How are these companies tackling the challenge? With few other options to reduce emissions (there is no carbon-neutral jet fuel yet), Delta has turned to purchasing voluntary carbon offsets to address some of its unavoidable emissions – and also to prepare for coming regulation. They’re hardly alone: of all 1,896 companies who publicly disclosed data to CDP (formerly Carbon Disclosure Project) last year, 248 invested in projects to reduce climate-changing emissions outside of their immediate operations, purchasing the equivalent of 39.8 million tonnes of carbon dioxide (MtCO2e) in 2014.
Others are taking a different approach by generating offsets within their own supply chain – L’Oréal, for instance, does so by distributing cleaner-burning stoves to women in Burkina Faso who boil the shea nuts used in its cosmetics products. In total, 79 businesses generated 102.4 MtCO2e in emissions reductions within their own operations or supply chains in 2014, often to meet voluntary targets.
Aside from offsetting, 435 companies now assign an internal carbon price – triple the number of companies that had a price in 2014 – and another 538 have plans to do so in the next couple of years, indicating that businesses are starting to quantify climate risk and factor it into their operational budgets. Some – Barclays, Disney, Microsoft, and Swiss Re are prominent examples – go so far as to charge their business divisions a fee based on their emissions, incentivizing them to reduce their carbon footprint while also raising money that can then be reinvested in energy efficiency or used to purchase offsets. The price companies assigned ranged widely, but the median value of US$18/tonnemakes the average price for offsets on the voluntary market (US$3.3/tonne) look like a good deal for many companies looking to reduce their climate risk.

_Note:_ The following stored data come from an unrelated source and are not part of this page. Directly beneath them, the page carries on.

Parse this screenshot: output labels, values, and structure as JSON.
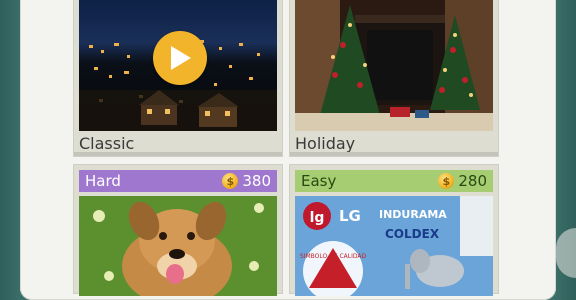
{
  "levels": [
    {
      "name": "Classic"
    },
    {
      "name": "Holiday"
    }
  ],
  "packs": [
    {
      "difficulty": "Hard",
      "price": "380"
    },
    {
      "difficulty": "Easy",
      "price": "280"
    }
  ],
  "easy_pack_logos": {
    "lg": "LG",
    "indurama": "INDURAMA",
    "coldex": "COLDEX",
    "seal": "SIMBOLO DE CALIDAD"
  },
  "colors": {
    "hard_header": "#9f77cf",
    "easy_header": "#a7cd72",
    "coin": "#f2b525",
    "play_button": "#f2b42a"
  },
  "icons": [
    "play-icon",
    "coin-icon"
  ]
}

The vast majority of the 248 companies purchasing offsets did so on a voluntary basis, while only 21% reported purchasing these offsets to comply with regulations in places like California. The single sector with the most voluntary offset buyers was finance, where one in five firms voluntarily purchased offsets; top buyers in this category included Deutsche Bank, Credit Suisse, and JPMorgan Chase & Co.

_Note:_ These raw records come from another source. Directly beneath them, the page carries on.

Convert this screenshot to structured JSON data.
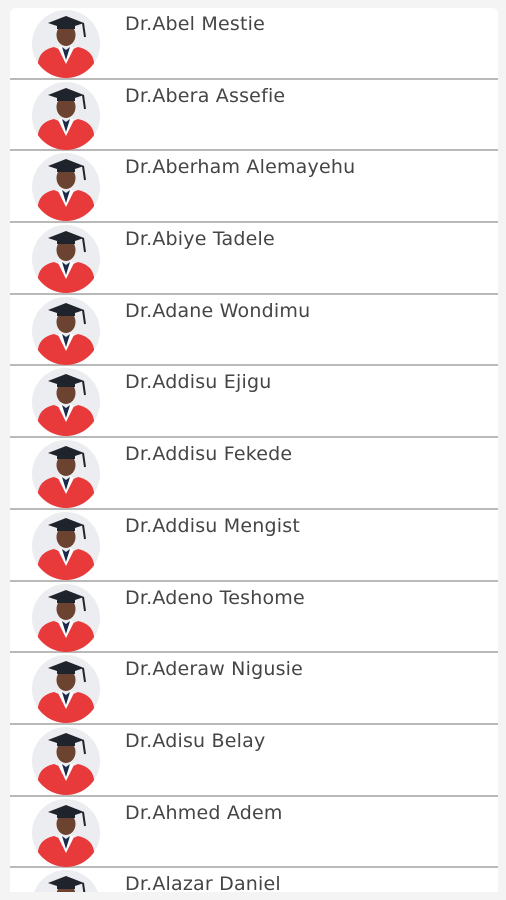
{
  "list": {
    "items": [
      {
        "name": "Dr.Abel Mestie",
        "avatar": "graduate-photo"
      },
      {
        "name": "Dr.Abera Assefie",
        "avatar": "graduate-photo"
      },
      {
        "name": "Dr.Aberham Alemayehu",
        "avatar": "graduate-photo"
      },
      {
        "name": "Dr.Abiye Tadele",
        "avatar": "graduate-photo"
      },
      {
        "name": "Dr.Adane Wondimu",
        "avatar": "graduate-photo"
      },
      {
        "name": "Dr.Addisu Ejigu",
        "avatar": "graduate-photo"
      },
      {
        "name": "Dr.Addisu Fekede",
        "avatar": "graduate-photo"
      },
      {
        "name": "Dr.Addisu Mengist",
        "avatar": "graduate-photo"
      },
      {
        "name": "Dr.Adeno Teshome",
        "avatar": "graduate-photo"
      },
      {
        "name": "Dr.Aderaw Nigusie",
        "avatar": "graduate-photo"
      },
      {
        "name": "Dr.Adisu Belay",
        "avatar": "graduate-photo"
      },
      {
        "name": "Dr.Ahmed Adem",
        "avatar": "graduate-photo"
      },
      {
        "name": "Dr.Alazar Daniel",
        "avatar": "graduate-photo"
      }
    ]
  },
  "colors": {
    "gown_red": "#e83a3a",
    "cap": "#1f232b",
    "skin": "#6b4330",
    "divider": "#b9b9b9",
    "text": "#454545"
  }
}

Another significant portion of buyers hailed from sectors where reputation – keeping in good standing with consumers, shareholders, and employees – is an important factor for success, such as consumer goods & retail, and technology. Led by Delta (#3 among voluntary buyers, by volume) and Qantas (#13), 11 airlines offset carbon in preparation for industry-wide regulation from the International Civil Aviation Organization (ICAO).

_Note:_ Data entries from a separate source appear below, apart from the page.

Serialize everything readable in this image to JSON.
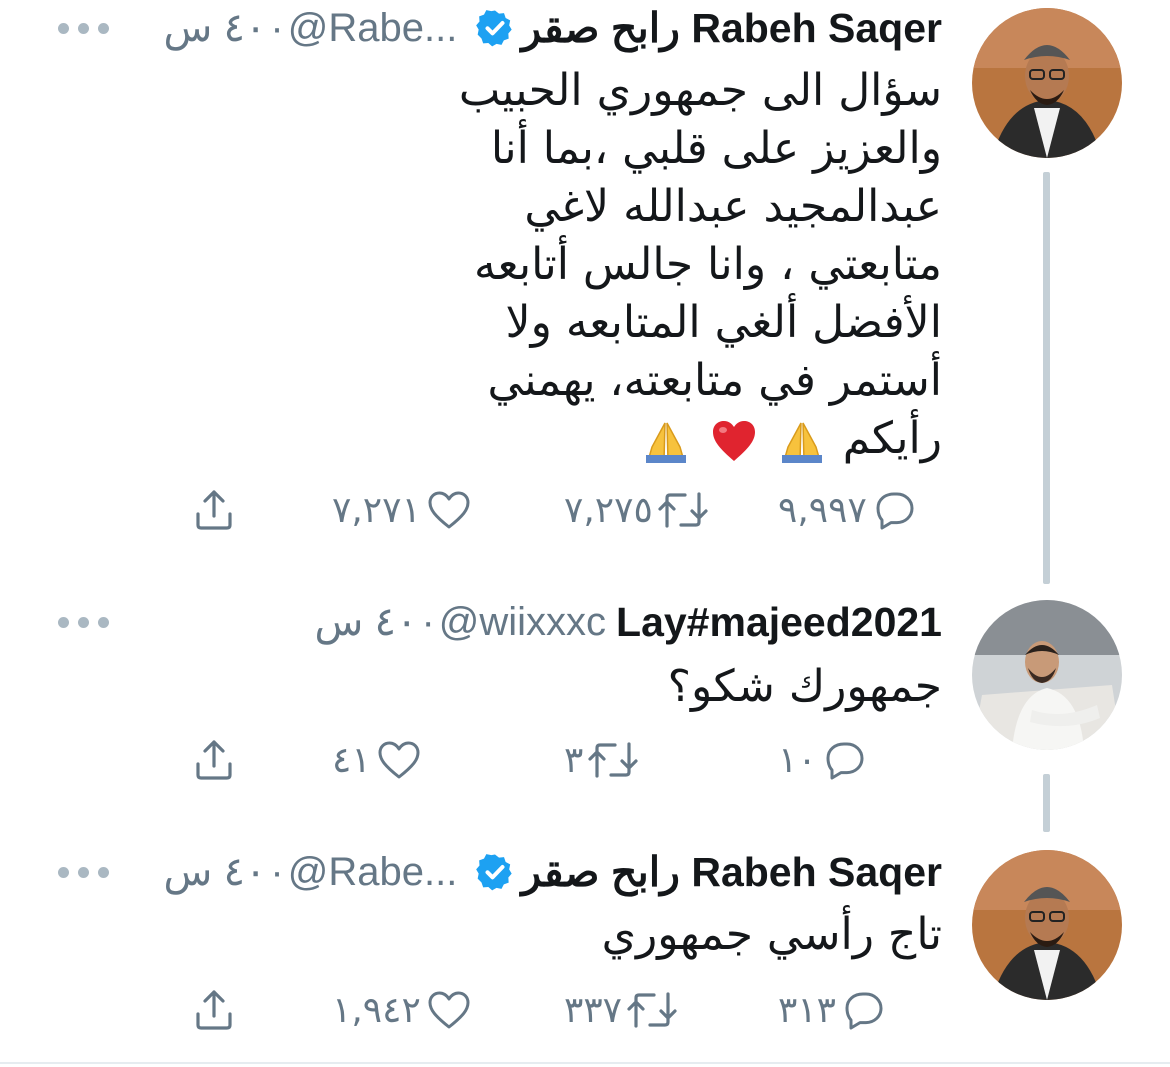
{
  "tweets": [
    {
      "name": "رابح صقر Rabeh Saqer",
      "verified": true,
      "handle": "@Rabe...",
      "separator": "·",
      "time": "٤٠ س",
      "body_lines": [
        "سؤال الى جمهوري الحبيب",
        "والعزيز على قلبي ،بما أنا",
        "عبدالمجيد عبدالله لاغي",
        "متابعتي ، وانا جالس أتابعه",
        "الأفضل ألغي المتابعه ولا",
        "أستمر في متابعته، يهمني",
        "رأيكم"
      ],
      "emojis": [
        "folded-hands",
        "red-heart",
        "folded-hands"
      ],
      "replies": "٩,٩٩٧",
      "retweets": "٧,٢٧٥",
      "likes": "٧,٢٧١"
    },
    {
      "name": "Lay#majeed2021",
      "verified": false,
      "handle": "@wiixxxc",
      "separator": "·",
      "time": "٤٠ س",
      "body_lines": [
        "جمهورك شكو؟"
      ],
      "replies": "١٠",
      "retweets": "٣",
      "likes": "٤١"
    },
    {
      "name": "رابح صقر Rabeh Saqer",
      "verified": true,
      "handle": "@Rabe...",
      "separator": "·",
      "time": "٤٠ س",
      "body_lines": [
        "تاج رأسي جمهوري"
      ],
      "replies": "٣١٣",
      "retweets": "٣٣٧",
      "likes": "١,٩٤٢"
    }
  ],
  "icons": {
    "reply": "reply-bubble-icon",
    "retweet": "retweet-icon",
    "like": "heart-icon",
    "share": "share-icon",
    "more": "more-dots-icon",
    "verified": "verified-badge-icon"
  },
  "colors": {
    "text": "#14171a",
    "secondary": "#657786",
    "verified": "#1da1f2",
    "thread_line": "#c4cfd6"
  }
}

In analyzing where companies’ reported emissions come from, the report found that three-quarters of companies’ collective emissions are indirect – they happen upstream in supply chains or downstream in customers’ use of products. Compared to direct emissions, which can be reduced by taking steps like installing renewable energy and increasing efficiency, these indirect emissions are still the “elephant in the room” – and offsetting is one of the only ways to address them immediately. Those companies that choose to offset are more proactive than other companies in reducing both their direct and indirect emissions, the report finds.
Last year, EM’s previous report on this topic showed that offset buyers had more ambitious greenhouse gas reduction targets and did more across the board to directly reduce emissions compared to companies that don’t offset. This year’s report adds to this by finding that 88% of voluntary offset buyers and 92% of compliance buyers had emissions reductions targets and that a number of companies also signed on to the Science Based Targets Initiative, aligning themselves with the larger goal of limiting global warming to a maximum of 2 degrees Celsius. In addition to demonstrating a “big picture” perspective, companies that use offsets also did not shy away from putting their money where their mouth is, and in 2014 these 327 businesses invested more than US$42 billion in emissions reductions activities, surpassing the combined investment of the 1,522 companies who did not engage in offsetting (US$41 billion).